Рели́гия — особая форма осознания мира, обусловленная верой в сверхъестественное, включающая в себя свод моральных норм и типов поведения, обрядов, культовых действий и объединение людей в организации (церковь, религиозную общину).

Ве́ра — признание чего-нибудь истинным, часто — без предварительной фактической или логической проверки, единственно в силу внутреннего, субъективного непреложного убеждения, которое не нуждается для своего обоснования в доказательствах, хотя иногда и подыскивает их.

----------


## Ищущая Печали,,,,

*Oxenkiller*, мне нравится твоя теория , потому что это схоже с моими выводами из моих воспоминаний о прошлых жизнях:  когда смерть безболезненная -то прожитая жизнь Лучше запомнинается.. и память о жизни Легче сохраняется в Душе.. 
Только, я надеюсь никакие ядерные взрывы не способны уничтожить Душу.. Душа ведь Не материальна..

----------


## Oxenkiller

Религия - это то что не нуждается ни в каких доказательствах, это как раз и есть "факт". Многолетний опыт предков, связь между поколениями, хочешь верь, хочешь не верь - это твоё право.
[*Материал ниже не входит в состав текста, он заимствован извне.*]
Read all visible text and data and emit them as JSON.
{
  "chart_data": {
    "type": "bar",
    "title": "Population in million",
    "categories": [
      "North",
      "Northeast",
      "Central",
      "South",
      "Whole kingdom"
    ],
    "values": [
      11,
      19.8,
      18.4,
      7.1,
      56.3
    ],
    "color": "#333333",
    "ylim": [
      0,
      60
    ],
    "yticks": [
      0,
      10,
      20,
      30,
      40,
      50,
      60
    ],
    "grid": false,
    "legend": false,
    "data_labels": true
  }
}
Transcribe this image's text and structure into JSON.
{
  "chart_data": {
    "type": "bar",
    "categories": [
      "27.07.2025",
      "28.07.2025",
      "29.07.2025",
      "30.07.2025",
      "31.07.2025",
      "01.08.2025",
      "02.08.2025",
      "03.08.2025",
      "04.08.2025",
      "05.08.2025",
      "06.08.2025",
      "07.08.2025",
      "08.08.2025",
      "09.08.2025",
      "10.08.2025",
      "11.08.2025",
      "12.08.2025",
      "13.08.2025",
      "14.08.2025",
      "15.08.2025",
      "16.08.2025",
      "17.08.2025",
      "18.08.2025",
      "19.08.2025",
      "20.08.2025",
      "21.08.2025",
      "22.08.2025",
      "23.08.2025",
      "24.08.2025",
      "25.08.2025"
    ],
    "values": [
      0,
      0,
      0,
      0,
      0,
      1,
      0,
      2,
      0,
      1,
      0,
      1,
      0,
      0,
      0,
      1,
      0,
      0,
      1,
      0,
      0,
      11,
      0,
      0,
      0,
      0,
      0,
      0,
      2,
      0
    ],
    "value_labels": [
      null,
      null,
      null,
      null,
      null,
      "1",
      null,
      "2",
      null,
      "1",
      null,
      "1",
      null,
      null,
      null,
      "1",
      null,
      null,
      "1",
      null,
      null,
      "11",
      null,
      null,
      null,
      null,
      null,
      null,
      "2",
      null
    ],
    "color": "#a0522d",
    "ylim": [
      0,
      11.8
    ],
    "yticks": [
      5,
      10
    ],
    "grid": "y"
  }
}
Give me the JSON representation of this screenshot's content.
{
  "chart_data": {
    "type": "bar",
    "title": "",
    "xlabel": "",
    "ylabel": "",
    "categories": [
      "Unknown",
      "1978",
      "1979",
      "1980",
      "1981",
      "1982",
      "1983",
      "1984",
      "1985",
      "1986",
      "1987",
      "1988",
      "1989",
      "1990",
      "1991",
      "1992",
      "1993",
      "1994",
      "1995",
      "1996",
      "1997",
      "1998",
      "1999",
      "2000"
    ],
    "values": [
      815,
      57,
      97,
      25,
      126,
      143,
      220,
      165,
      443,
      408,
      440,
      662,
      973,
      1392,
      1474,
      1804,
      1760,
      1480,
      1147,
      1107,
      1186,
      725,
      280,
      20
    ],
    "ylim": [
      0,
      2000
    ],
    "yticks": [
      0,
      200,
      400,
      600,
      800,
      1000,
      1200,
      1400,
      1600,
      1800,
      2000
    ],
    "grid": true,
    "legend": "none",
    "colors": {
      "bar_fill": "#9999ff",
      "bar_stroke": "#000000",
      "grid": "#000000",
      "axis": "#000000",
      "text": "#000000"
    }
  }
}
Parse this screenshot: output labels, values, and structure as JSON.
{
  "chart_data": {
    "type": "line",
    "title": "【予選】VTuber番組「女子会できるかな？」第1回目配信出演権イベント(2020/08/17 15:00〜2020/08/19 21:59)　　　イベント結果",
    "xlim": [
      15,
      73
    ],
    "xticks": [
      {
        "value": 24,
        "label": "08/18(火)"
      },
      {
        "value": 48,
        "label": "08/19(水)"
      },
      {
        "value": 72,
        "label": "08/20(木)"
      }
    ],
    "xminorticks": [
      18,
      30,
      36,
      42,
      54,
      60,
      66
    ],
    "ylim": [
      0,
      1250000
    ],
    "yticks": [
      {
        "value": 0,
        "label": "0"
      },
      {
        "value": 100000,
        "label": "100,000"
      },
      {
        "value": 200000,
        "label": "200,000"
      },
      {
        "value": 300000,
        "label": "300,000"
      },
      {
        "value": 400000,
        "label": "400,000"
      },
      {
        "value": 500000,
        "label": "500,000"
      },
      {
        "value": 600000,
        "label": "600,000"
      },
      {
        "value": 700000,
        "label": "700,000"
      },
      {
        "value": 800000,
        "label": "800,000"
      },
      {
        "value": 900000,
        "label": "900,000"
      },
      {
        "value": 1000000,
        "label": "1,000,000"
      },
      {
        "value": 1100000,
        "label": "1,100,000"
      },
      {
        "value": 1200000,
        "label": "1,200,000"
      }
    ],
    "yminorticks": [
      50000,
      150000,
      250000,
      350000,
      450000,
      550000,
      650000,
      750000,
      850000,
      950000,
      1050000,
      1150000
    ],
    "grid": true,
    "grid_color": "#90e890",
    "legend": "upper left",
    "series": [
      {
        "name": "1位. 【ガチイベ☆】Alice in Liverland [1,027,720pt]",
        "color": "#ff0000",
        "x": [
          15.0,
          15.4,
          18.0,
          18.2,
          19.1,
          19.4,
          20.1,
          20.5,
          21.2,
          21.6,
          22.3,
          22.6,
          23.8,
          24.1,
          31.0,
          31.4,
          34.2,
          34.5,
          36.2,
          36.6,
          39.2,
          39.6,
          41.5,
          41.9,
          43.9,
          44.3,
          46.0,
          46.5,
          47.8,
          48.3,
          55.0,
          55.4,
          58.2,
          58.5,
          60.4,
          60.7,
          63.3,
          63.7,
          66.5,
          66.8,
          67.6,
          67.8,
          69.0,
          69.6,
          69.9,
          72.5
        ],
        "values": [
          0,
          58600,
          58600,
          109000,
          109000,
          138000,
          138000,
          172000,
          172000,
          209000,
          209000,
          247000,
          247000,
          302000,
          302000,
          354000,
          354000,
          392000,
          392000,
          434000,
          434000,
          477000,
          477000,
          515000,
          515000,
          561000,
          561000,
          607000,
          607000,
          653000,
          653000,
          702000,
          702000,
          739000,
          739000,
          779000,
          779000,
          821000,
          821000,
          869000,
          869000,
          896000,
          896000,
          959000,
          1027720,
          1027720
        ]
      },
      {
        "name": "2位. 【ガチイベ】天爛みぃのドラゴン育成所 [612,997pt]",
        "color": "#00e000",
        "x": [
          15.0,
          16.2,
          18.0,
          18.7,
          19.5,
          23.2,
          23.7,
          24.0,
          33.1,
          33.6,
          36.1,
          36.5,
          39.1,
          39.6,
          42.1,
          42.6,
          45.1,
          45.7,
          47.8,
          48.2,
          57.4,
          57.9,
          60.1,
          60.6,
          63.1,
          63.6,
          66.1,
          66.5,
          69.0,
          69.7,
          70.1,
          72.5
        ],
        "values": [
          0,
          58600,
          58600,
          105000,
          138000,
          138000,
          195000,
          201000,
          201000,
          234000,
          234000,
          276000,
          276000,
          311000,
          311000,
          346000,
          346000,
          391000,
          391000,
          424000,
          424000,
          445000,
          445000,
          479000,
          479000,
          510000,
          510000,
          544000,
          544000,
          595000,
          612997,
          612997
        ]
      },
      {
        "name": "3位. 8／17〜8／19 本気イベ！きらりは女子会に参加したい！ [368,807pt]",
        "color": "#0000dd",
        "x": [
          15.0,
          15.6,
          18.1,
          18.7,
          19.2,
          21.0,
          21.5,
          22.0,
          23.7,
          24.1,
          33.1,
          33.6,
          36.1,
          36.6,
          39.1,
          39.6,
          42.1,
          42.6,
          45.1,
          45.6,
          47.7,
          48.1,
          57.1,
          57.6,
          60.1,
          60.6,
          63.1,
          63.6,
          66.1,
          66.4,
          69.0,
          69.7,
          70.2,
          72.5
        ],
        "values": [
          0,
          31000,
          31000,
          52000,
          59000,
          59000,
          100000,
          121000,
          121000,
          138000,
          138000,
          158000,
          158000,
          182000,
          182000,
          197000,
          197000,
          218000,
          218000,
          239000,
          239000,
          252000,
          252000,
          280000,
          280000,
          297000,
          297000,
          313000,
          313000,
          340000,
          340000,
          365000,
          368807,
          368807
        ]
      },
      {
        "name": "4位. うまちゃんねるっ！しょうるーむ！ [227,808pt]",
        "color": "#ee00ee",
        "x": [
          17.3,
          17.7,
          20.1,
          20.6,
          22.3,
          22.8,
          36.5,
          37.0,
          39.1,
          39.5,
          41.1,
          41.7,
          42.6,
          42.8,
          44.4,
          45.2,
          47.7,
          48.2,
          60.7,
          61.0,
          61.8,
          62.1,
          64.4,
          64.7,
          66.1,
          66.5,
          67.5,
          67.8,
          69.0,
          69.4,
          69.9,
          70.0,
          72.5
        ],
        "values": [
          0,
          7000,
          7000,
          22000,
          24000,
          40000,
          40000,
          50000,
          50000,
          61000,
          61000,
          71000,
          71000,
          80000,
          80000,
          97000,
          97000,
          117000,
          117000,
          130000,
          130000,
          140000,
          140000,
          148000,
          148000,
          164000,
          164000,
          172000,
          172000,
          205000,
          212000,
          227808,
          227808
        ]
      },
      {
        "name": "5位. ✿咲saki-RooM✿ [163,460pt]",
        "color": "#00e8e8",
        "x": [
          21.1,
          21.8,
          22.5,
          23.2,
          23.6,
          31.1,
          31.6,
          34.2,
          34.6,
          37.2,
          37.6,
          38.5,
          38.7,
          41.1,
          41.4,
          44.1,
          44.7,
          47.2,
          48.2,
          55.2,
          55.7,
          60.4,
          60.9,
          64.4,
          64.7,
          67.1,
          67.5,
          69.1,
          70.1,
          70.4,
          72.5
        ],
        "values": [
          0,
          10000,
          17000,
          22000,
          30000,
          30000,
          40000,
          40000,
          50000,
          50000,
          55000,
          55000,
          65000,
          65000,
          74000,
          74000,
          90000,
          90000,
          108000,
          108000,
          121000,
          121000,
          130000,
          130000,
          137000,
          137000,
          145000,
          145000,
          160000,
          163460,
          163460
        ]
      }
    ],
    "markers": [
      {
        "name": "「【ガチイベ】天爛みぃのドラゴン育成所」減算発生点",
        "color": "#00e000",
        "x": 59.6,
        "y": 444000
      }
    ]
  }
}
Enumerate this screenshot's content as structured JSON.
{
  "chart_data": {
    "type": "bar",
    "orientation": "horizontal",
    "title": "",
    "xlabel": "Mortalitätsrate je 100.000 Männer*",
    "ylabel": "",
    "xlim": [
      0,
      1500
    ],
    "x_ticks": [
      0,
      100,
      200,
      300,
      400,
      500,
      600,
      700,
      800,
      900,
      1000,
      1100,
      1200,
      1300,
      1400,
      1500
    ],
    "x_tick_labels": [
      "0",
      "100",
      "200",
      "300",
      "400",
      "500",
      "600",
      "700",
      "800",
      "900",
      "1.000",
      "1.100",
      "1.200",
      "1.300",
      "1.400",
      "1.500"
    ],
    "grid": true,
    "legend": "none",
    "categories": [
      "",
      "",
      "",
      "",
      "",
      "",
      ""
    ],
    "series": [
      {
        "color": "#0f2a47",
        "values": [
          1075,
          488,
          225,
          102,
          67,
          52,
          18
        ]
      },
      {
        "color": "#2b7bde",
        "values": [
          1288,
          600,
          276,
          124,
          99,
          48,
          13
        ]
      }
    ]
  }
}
Незря в древнейшие (дохристианские) времена небыло геноцида на религиозной почве. "Кому поп, кому попадья, а кому попова дочка". И только с появлением "вероучений" полилась кровь, потому что эти вероучения были притянуты за уши, ничего не объясняя, всё принимая на "веру", и были по своей догматике, подобны талмуду, с которого всё и писалось, и как известно который в голову вдалбливают. Вот с тех пор и пошли всевозможные современные "конфессии", а из них уже секты, ибо народу надо было промывать мозги всё более новыми и новыми средствами. Потому как если это что-то искусственное, "неприродное" - то организм его со временем начинает отторгать, как говориться - не хлебом единым.
А что главнее, религия или вера (хотя вера тоже важна), то всё-таки религия, ибо она не требует подпитывать её какими либо доказательствами, и в ней неприходиться сомневатся. А вот "верить" можно во что угодно, даже в волшебный мячик, только поможет ли он когда немцы (например) будут входить в Варшаву?

----------


## June

> Религия - это то что не нуждается ни в каких доказательствах, это как раз и есть "факт".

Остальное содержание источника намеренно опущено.